Vargas, Fred by Bei Einbruch der Nacht
Autor:Bei Einbruch der Nacht [Nacht, Bei Einbruch der]
Die sprache: deu
Format: epub
veröffentlicht: 2012-03-26T12:37:20+00:00
20
Camille saß mit gekreuzten Beinen auf einem abgeflachten Felsen, den Hund auf ihren Stiefeln, und beobachtete, wie sich langsam die Nacht über den Mercantour senkte. Überall, wo ihr Blick suchte, stieß er sich an dem schwarzen, ehrfurchtgebietenden und trostlosen Bergmassiv.
Früher oder später mußte man aus den Bergen herauskommen. Früher oder später wäre Massart ohne deren Schutz. Sicher. Die Hypothese mit der Werkstatt in Loubas klang interessant. Aber vielleicht täuschten sie sich alle.
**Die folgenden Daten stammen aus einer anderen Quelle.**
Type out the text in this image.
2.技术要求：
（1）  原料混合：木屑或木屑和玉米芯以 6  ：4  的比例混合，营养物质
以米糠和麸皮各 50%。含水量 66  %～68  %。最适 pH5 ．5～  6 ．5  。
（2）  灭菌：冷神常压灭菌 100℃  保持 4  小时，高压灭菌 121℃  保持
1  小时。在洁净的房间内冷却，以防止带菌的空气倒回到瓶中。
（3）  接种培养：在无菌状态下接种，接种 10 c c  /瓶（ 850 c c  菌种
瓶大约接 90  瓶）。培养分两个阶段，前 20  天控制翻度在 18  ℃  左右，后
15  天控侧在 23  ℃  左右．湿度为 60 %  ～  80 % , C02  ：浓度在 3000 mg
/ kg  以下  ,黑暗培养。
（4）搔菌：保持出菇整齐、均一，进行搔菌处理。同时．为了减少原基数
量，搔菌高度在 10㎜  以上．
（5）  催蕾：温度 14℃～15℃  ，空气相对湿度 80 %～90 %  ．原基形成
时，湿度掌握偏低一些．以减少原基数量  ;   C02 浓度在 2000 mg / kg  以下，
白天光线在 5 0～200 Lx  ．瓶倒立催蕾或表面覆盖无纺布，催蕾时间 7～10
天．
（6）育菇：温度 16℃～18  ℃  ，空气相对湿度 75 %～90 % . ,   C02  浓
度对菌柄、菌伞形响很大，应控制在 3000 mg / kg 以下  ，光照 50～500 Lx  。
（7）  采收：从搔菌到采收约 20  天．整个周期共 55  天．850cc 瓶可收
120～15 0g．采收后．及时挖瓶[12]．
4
Vielleicht folgte Massart überhaupt keiner Route und suchte auch kein Auto. Vielleicht blieb er auf ewig im Mercantour versteckt. Jetzt, wo Camille dieses riesige Gebiet vor Augen hatte, das so verlassen war wie zu Anbeginn der Welt, hielt sie das für möglich. Siebzig Kilometer Felsen und fast unberührte Wälder und noch viel mehr, wenn man alle Abhänge und Schluchten, alle Ecken und Winkel dazuzählte. Hundertmal mehr, tausendmal mehr. Massart konnte über ein ungeheuer großes menschenleeres Gebiet verfügen und mußte nur seine Fangzähne aufreißen, um Wasser, Fleisch und Opfer in Hülle und Fülle vorzufinden.
Das Problem war die Kälte. Camille zog ihre Jacke enger um sich. Jetzt, wo es ganz dunkel geworden war, herrschten nur noch zehn Grad, und um vier Uhr morgens wären es nur noch sechs, hatte der Wacher angekündigt. Und es war Ende Juni. Sie streckte ihren Arm nach dem Weißwein von Saint-Victor aus und schenkte sich noch einen Schluck ein. Würde Massart es bei der Kälte aushalten? Monatelang im Schnee? Nur von seinem Wolfspelz geschützt? Er könnte Feuer machen, aber das Feuer würde ihn verraten.
Also würde er frieren. Also würde er früher oder später aus dem Mercantour herauskommen, aber eben nicht unbedingt morgen in Loubas, wie es für den Wacher und Soliman unzweifelhaft festzustehen schien. Deren Sicherheit überraschte Camille. Die beiden waren sowohl vom Erfolg als auch vom Sinn und Zweck ihrer Unternehmung überzeugt. Während ihr die ganze Verfolgungsjagd manchmal vernünftig und vertretbar und manchmal absurd und sinnlos vorkam.
Vielleicht würde Massart das Massiv erst bei der ersten Kälte im Oktober verlassen. Würden sie bis dahin, in vier Monaten, vor Loubas im Viehtransporter kampieren? Niemand sprach davon, niemand erwähnte den unsicheren Ausgang dieser Reise.
Wenn sie einen Wolf mit Sender verfolgen würden, wären sie auch nicht sicherer. Camille schüttelte im Dunkeln den Kopf, stellte den Kragen ihrer Jacke hoch und nahm einen Schluck von dem heimtückischen Wein. Sie war von gar nichts überzeugt.
Sie sah die Geschichte nicht mit der Ungezwungenheit auf sich zukommen, wie es der Greis und das Kind taten. Sie sah etwas Dunkleres, Chaotischeres, im Grunde etwas Schrecklicheres als diese klar vorherbestimmte Fährtensuche, an die sie sich, die Landkarte in der Hand, klammerten.
Und etwas Gefährlicheres. Camille hielt das Fernglas vor ihre Augen. Man konnte an den felsigen, pechschwarzen Abhä ngen nicht das Geringste erkennen. Massart konnte mitsamt dem Wolf zehn Schritte von ihr entfernt vorbeischleichen, und sie würde es nicht einmal bemerken. Der Hund beruhigte sie. Er würde ihn wittern, bevor Massart mit seinen Tieren über ihr wäre. Camille kraulte sein Fell. Es war zwar ein Hund, der nach Hund stank, schon klar, aber sie war ihm dankbar dafür, daß er sich auf ihren Stiefeln zusammengerollt hatte.